Forsgren’s Institutional Theory

Entering the overseas market is not just about creating business relationships with clients and vendors, but rather gaining legitimacy from the surrounding society under Forsgren’s institutional theory. Many scholars have found evidence to support the hypothesis that foreign multi-national corporations (MNCs) were able to gain legitimacy in developing nations by selecting an entrance mode that was permitted by the local institutional environment. Government intervention, norms, and regulations make up the institutional environment. MNC strategy and operations in the host country are severely constrained by a host government’s intervention policy, and the government agencies may employ authoritative directives or legal forces to directly control the behavior of companies, or provide incentives and instructions to influence their actions.

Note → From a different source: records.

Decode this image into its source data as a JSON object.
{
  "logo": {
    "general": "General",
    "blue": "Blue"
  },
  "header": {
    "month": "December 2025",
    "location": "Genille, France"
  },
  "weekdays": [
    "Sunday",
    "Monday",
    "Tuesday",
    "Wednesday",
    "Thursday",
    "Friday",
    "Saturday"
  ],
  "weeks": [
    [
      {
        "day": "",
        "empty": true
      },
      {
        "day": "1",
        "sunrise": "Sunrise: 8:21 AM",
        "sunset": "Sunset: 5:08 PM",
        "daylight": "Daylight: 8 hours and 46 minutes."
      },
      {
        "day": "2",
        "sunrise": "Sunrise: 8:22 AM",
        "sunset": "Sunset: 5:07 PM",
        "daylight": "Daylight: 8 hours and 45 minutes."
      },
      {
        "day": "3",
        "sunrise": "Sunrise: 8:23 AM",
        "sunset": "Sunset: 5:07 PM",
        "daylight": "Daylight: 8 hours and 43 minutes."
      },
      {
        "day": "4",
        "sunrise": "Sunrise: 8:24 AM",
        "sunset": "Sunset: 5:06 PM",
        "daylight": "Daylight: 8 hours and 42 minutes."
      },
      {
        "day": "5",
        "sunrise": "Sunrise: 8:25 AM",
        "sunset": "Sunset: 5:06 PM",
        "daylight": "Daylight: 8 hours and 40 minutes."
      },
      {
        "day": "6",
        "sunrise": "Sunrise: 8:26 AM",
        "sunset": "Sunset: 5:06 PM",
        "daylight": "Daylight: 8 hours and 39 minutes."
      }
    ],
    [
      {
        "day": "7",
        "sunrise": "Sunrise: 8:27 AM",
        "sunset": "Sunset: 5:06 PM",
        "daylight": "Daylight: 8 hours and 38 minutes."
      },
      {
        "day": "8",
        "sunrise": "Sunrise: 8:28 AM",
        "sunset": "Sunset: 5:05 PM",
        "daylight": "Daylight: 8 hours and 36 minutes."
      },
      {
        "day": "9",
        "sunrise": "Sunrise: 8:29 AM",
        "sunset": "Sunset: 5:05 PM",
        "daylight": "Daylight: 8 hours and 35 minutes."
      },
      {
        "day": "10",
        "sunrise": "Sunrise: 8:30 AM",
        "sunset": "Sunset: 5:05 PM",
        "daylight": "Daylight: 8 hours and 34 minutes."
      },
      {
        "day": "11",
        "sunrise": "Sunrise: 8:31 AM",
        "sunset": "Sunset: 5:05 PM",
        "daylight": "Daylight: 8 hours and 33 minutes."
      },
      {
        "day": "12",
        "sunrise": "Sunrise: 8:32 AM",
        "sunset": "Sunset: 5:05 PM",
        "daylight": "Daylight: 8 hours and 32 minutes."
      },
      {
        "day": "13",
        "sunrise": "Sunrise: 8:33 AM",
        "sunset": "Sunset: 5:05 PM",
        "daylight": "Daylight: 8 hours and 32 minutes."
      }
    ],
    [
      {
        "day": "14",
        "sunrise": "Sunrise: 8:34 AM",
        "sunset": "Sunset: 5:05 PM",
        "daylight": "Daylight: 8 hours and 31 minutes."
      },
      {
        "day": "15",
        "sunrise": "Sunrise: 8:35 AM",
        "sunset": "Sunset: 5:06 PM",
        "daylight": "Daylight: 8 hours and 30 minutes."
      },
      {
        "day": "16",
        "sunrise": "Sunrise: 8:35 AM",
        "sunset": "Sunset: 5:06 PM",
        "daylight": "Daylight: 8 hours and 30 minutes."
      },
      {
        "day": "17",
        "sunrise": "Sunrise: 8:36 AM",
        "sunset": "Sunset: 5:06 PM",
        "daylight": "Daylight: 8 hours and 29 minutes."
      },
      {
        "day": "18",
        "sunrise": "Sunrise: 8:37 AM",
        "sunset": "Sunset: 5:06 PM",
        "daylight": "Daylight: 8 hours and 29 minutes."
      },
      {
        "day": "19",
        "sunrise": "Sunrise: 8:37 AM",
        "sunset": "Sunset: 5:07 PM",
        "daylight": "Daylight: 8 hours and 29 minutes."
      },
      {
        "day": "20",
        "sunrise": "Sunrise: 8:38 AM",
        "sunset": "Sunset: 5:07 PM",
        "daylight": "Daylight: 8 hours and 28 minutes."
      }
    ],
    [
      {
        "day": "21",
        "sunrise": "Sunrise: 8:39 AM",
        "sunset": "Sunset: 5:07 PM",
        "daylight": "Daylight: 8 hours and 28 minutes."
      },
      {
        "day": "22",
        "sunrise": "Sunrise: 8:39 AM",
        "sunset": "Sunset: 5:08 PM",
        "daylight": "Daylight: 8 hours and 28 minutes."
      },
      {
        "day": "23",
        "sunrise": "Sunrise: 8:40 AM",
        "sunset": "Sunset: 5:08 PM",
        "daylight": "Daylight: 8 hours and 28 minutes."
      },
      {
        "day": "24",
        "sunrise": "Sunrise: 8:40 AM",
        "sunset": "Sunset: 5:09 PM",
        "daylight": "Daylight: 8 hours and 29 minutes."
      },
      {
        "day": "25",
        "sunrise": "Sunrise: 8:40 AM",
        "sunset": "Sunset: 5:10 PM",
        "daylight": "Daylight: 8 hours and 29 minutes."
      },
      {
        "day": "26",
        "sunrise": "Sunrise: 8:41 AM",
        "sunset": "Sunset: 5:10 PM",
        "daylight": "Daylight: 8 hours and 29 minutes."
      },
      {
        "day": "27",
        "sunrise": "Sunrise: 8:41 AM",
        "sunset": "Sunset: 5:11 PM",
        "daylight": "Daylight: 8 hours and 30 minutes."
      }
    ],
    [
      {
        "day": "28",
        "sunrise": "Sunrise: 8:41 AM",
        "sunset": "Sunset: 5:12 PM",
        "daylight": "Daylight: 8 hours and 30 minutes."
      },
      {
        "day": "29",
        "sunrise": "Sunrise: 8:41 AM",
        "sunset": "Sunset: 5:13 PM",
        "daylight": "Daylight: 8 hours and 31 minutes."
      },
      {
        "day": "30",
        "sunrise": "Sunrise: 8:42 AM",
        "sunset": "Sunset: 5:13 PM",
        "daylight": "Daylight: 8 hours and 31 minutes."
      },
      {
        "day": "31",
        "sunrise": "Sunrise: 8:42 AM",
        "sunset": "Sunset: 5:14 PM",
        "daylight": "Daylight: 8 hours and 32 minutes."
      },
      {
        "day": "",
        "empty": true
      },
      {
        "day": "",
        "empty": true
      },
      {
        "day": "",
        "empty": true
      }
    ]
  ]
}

Due to the unique characteristics of China’s economy and its long-term trajectory, it can be assumed that, unlike other important emerging markets, China would be unlikely to join the group of developed markets within the next decade or more. For international investors, China is still an appealing market, but its development and willingness to accept foreign investors cannot be predicted. It’s impossible to plan long-term in the market because of the state’s large involvement in the industry and the irregular reforms that are frequently implemented. As a result, even if it is never implemented, an exit strategy should be in place. The following business success techniques should be kept in mind while the market is in its infancy:

  • The market must be thoroughly analyzed before deciding on the best strategy for entering and succeeding in the industry.
  • A winning strategy for this market needs to take into account all marketing methods that do not conflict with government policies or the cultural norms of the natives.
  • Always be prepared to leave the situation by having a contingency plan in place.